News - Afghanistan
Thousands of students from Kabul schools lost yet another day of lessons on Sunday as teachers in the capital entered the seventh day of their strike.
Dozens of teachers from around Kabul have gathered for the past week at Habibi High School, where the strike initially started – in protest over what they call President Ashraf Ghani's failure to fulfill his promises to teachers.
Last year in a ceremony marking teacher's day in Kabul, Ghani promised to increase the salaries of teachers and to allot each of them a piece of land within six months – a process which has not happened.
"The government should pay attention to the demands of our teachers because we pay the price," a schoolgirl Beheshta said. "In the next few days, our midterm exams will start and now we don't know what to do."
Dozens of students are also reportedly joining their teachers in the streets.

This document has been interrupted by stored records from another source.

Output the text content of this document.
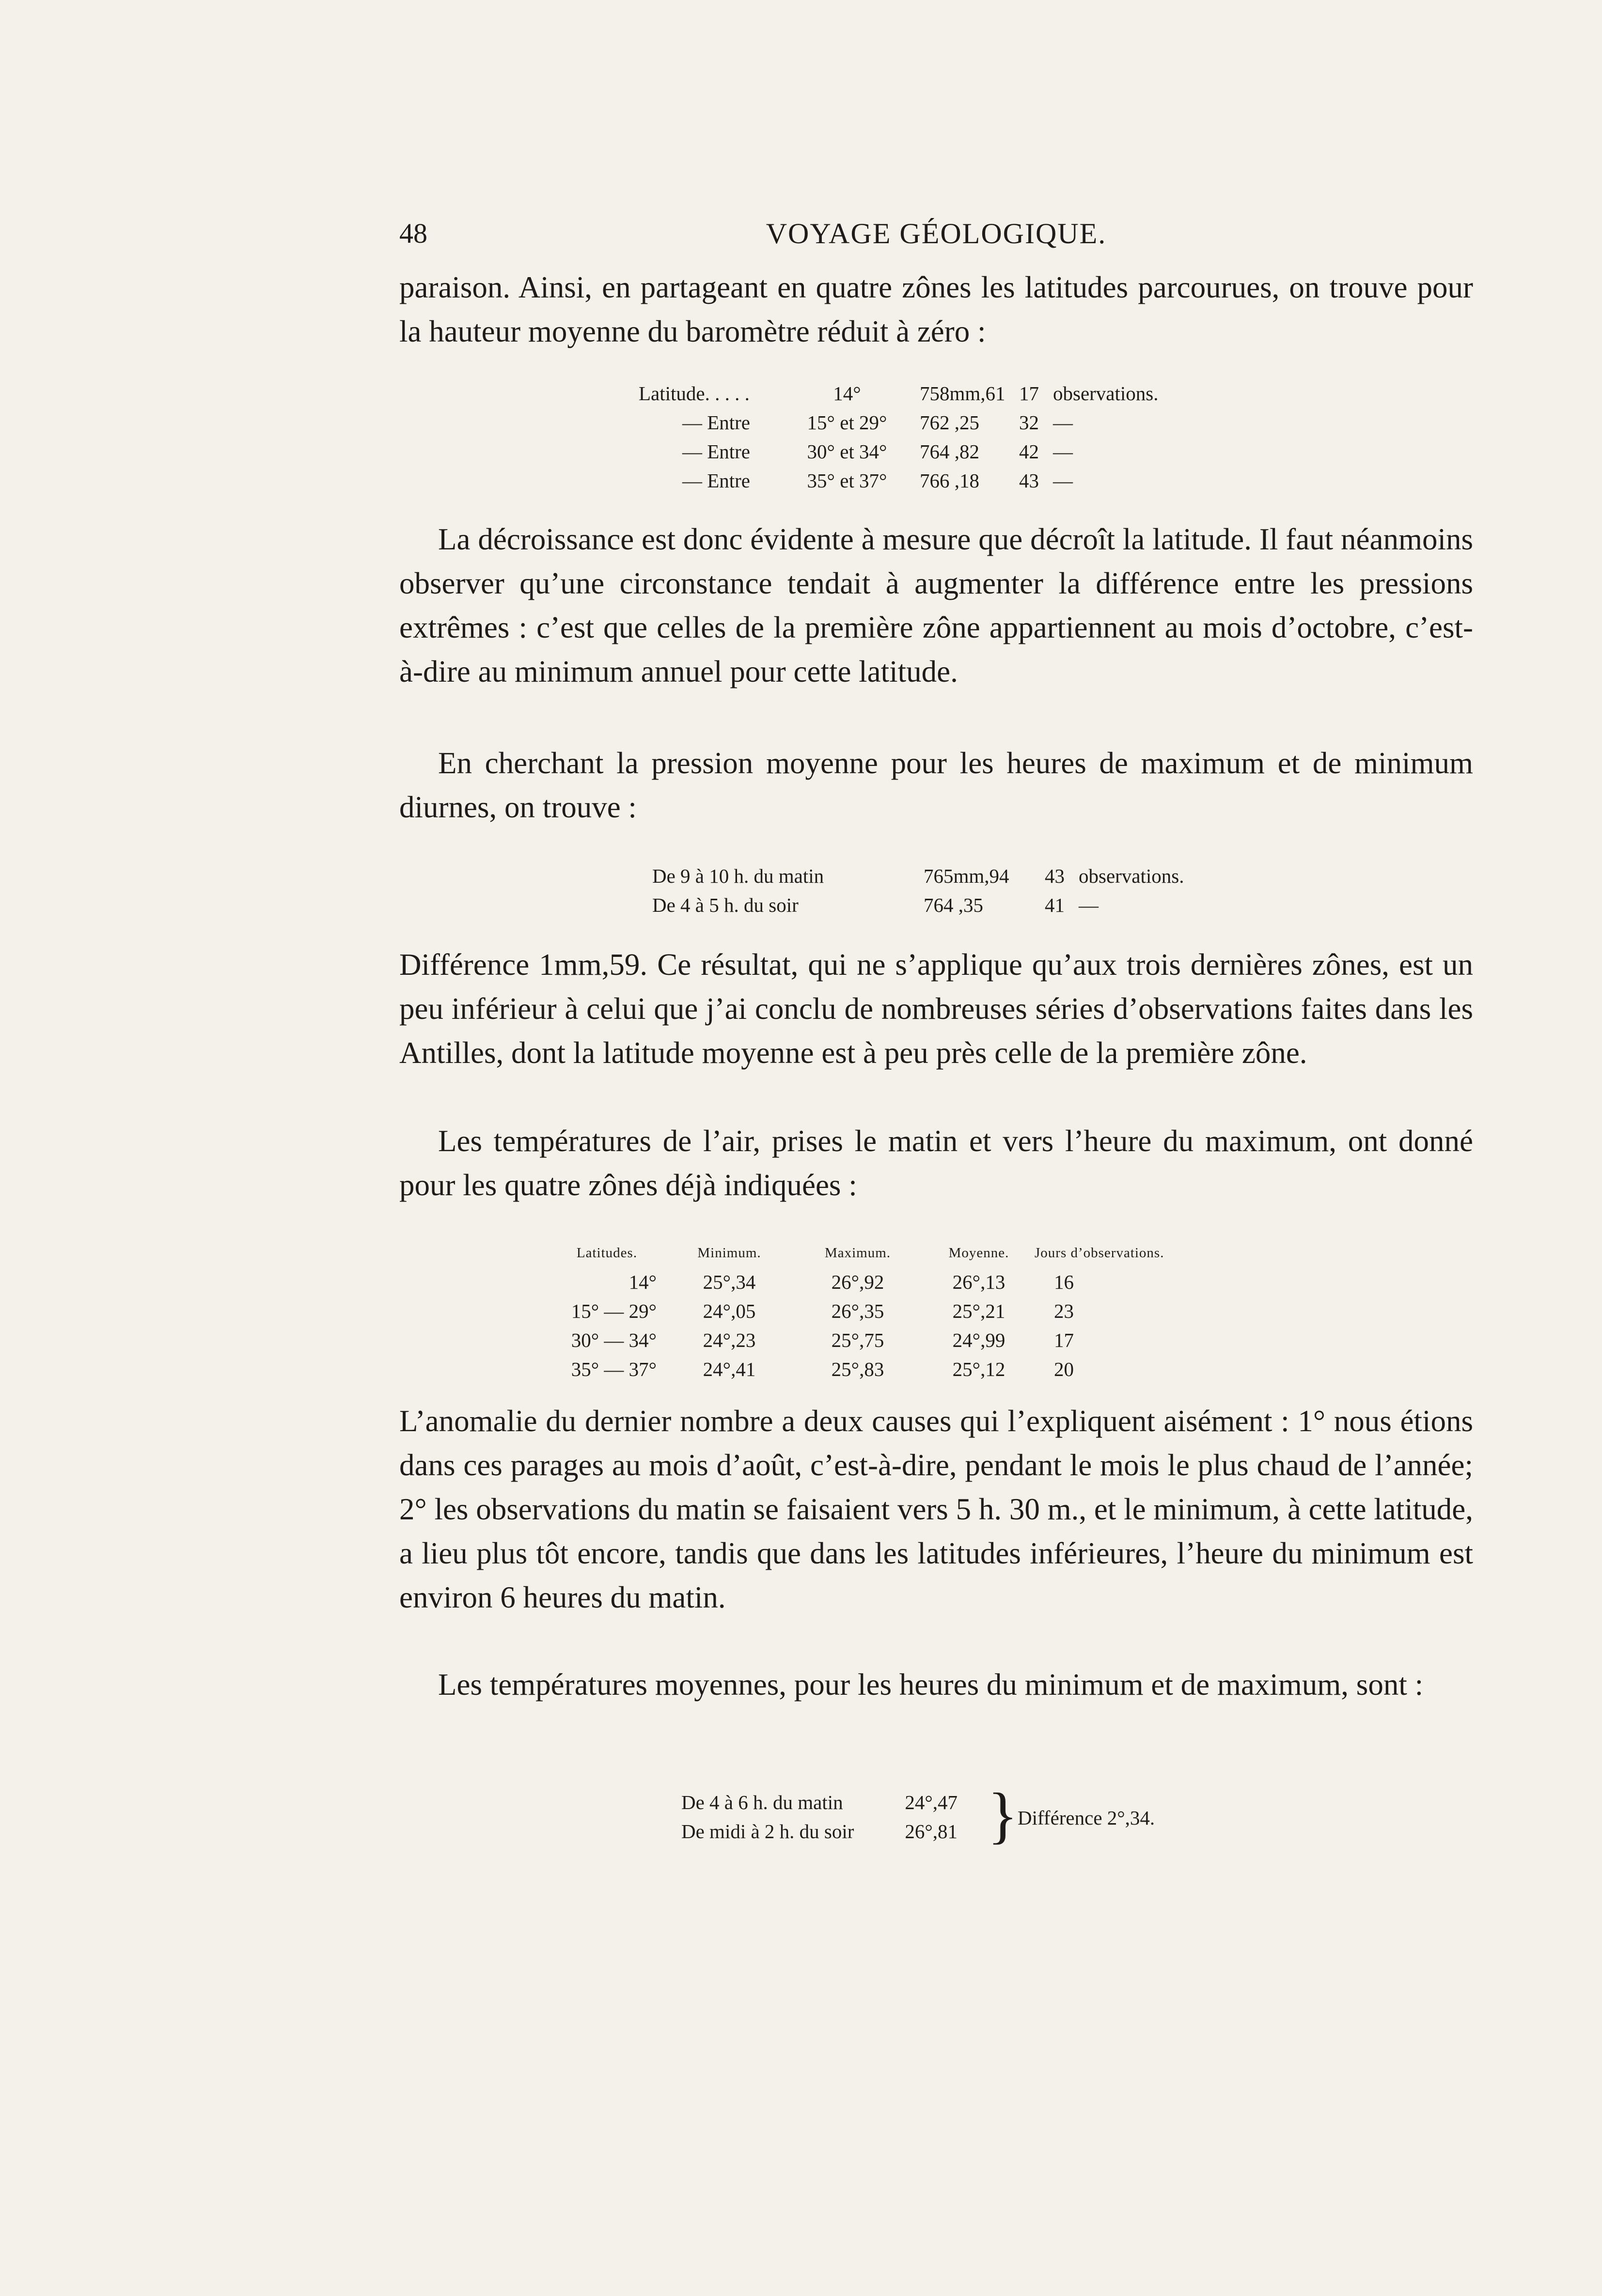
48	VOYAGE GÉOLOGIQUE.

paraison. Ainsi, en partageant en quatre zônes les latitudes parcourues, on trouve pour la hauteur moyenne du baromètre réduit à zéro :

Latitude. . . . .	14°	758mm,61	17	observations.
— Entre	15° et 29°	762 ,25	32	—
— Entre	30° et 34°	764 ,82	42	—
— Entre	35° et 37°	766 ,18	43	—

La décroissance est donc évidente à mesure que décroît la latitude. Il faut néanmoins observer qu’une circonstance tendait à augmenter la différence entre les pressions extrêmes : c’est que celles de la première zône appartiennent au mois d’octobre, c’est-à-dire au minimum annuel pour cette latitude.

En cherchant la pression moyenne pour les heures de maximum et de minimum diurnes, on trouve :

De 9 à 10 h. du matin	765mm,94	43	observations.
De 4 à 5 h. du soir	764 ,35	41	—

Différence 1mm,59. Ce résultat, qui ne s’applique qu’aux trois dernières zônes, est un peu inférieur à celui que j’ai conclu de nombreuses séries d’observations faites dans les Antilles, dont la latitude moyenne est à peu près celle de la première zône.

Les températures de l’air, prises le matin et vers l’heure du maximum, ont donné pour les quatre zônes déjà indiquées :

Latitudes.	Minimum.	Maximum.	Moyenne.	Jours d’observations.
14°	25°,34	26°,92	26°,13	16
15° — 29°	24°,05	26°,35	25°,21	23
30° — 34°	24°,23	25°,75	24°,99	17
35° — 37°	24°,41	25°,83	25°,12	20

L’anomalie du dernier nombre a deux causes qui l’expliquent aisément : 1° nous étions dans ces parages au mois d’août, c’est-à-dire, pendant le mois le plus chaud de l’année; 2° les observations du matin se faisaient vers 5 h. 30 m., et le minimum, à cette latitude, a lieu plus tôt encore, tandis que dans les latitudes inférieures, l’heure du minimum est environ 6 heures du matin.

Les températures moyennes, pour les heures du minimum et de maximum, sont :

De 4 à 6 h. du matin	24°,47
De midi à 2 h. du soir	26°,81 } Différence 2°,34.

"The president is responsible for the students that are not studying. He needs to solve the problem," a teacher Farkhunda said.
The protesting teachers continue to warn that as long as their demands are not met, they will continue their strike.
"The president needs to fulfill his promises he made to us because we are in deep trouble in terms of shelter and salaries," a female teacher Massouda Ahmadi complained.
Yesterday, MPs and analysts also criticized the government for what they called the derailing of the education process in a country where most of the population is either uneducated or less educated.
"The president is responsible for this situation because he had promised the teachers a land plot," a teacher Yar Mohammad Jabbarkhail said.
Also, Senator Anarkali Honaryar called on the government to assess the demands of the teachers and put an end to their strike which she believes is a big blow to the country's education.
Based on statistics, currently Afghanistan has more than 200,000 teachers across the country, with the average salary being 7,000 to 13,000 Afghanis a month.